Thursday, February 20, 2014

Redefining the Professor’s Role in the Online World

Online classrooms have made their way onto the education scene in a big way. A considerable amount of higher education institutions have begun to understand the benefits of online coursework. Most educational theories are based within face-to-face classrooms and online classroom research is lacking. A paper by Arbaugh, et. al. (2013) discusses the need for additional research in online classroom management from a manager’s perspective. This research runs from professor management all the way to online learning theories.

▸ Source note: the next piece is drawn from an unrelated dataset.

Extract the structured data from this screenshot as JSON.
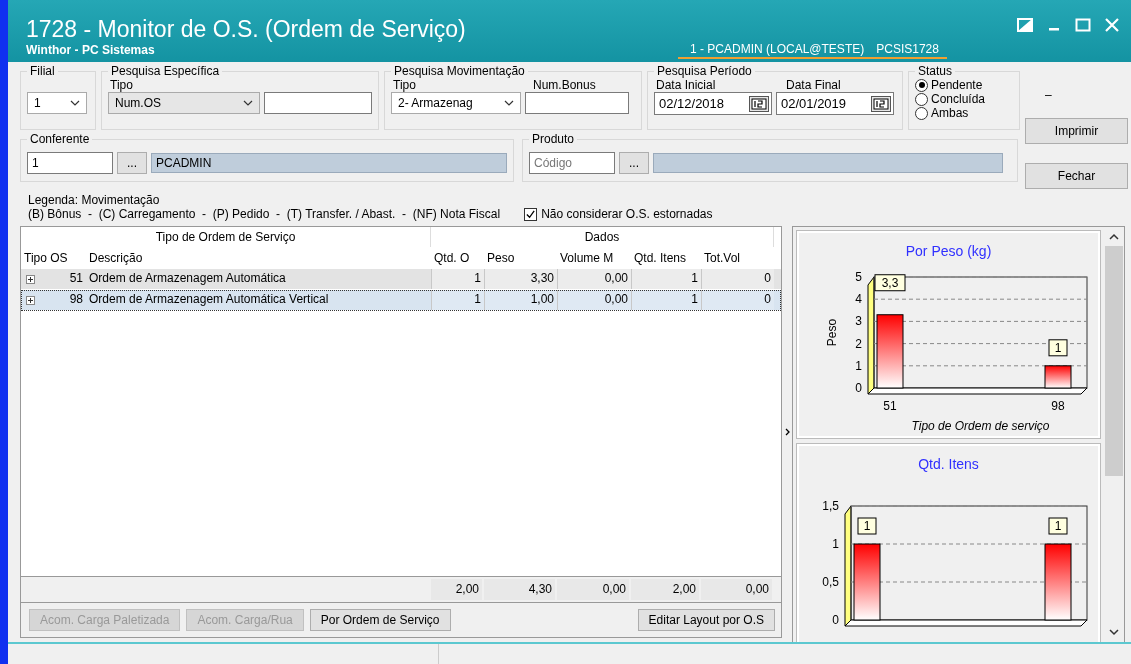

There is a bias by instructors against online learning even though more universities are adapting the technology. The bias comes in part from a lack of research to support online learning and the very perception professors have of their traditional academic roles.  No longer does the concept of pipe smoke filled rooms, tweed jackets and dusty books define a professor’s role. It has been replaced by a laptop and kindle.  

What is an online professor? It is defined as an instructor that teaches at least 80% of their presentation content and interaction in a virtual setting (Allen, et. al. 2007). The online professor has skills in online communication, technology, and their individual content areas to raise student awareness. They are savvy in technology and use sophisticated tools to conduct research. 

This relatively new phenomenon, which is now making its way into the mainstream, opens a new market for academic research. This type of research includes critical management education, experiential learning, planning student activities, management education and literature, job design, recruitment, training, retention and motivation, and many more areas. The entire arena of online management and education is open for exploration.

The author suggests starting with traditional educational and management theories to create online tests and experiments to adopt them to the online world. As the research gap is filled, it will lend more credibility to the field as well as more concisely show the benefits of online education. Traditional professor reservations about redefining their roles will lessen as information becomes available to make proper assessments. The use, strength, and practicality of online education will increase with improved methods. Universities may find better management paradigms through understanding the virtual world better. 

Allen, et. al. (2007). Blending in: The extent and promise of blended learning in the United States. Needham,MA: Sloan-C.

Arbaugh, J. et. al. (2013). New uses for existing tools? A call to study online management instruction for instructors. Academy of Management Learning & Education, 12 (4).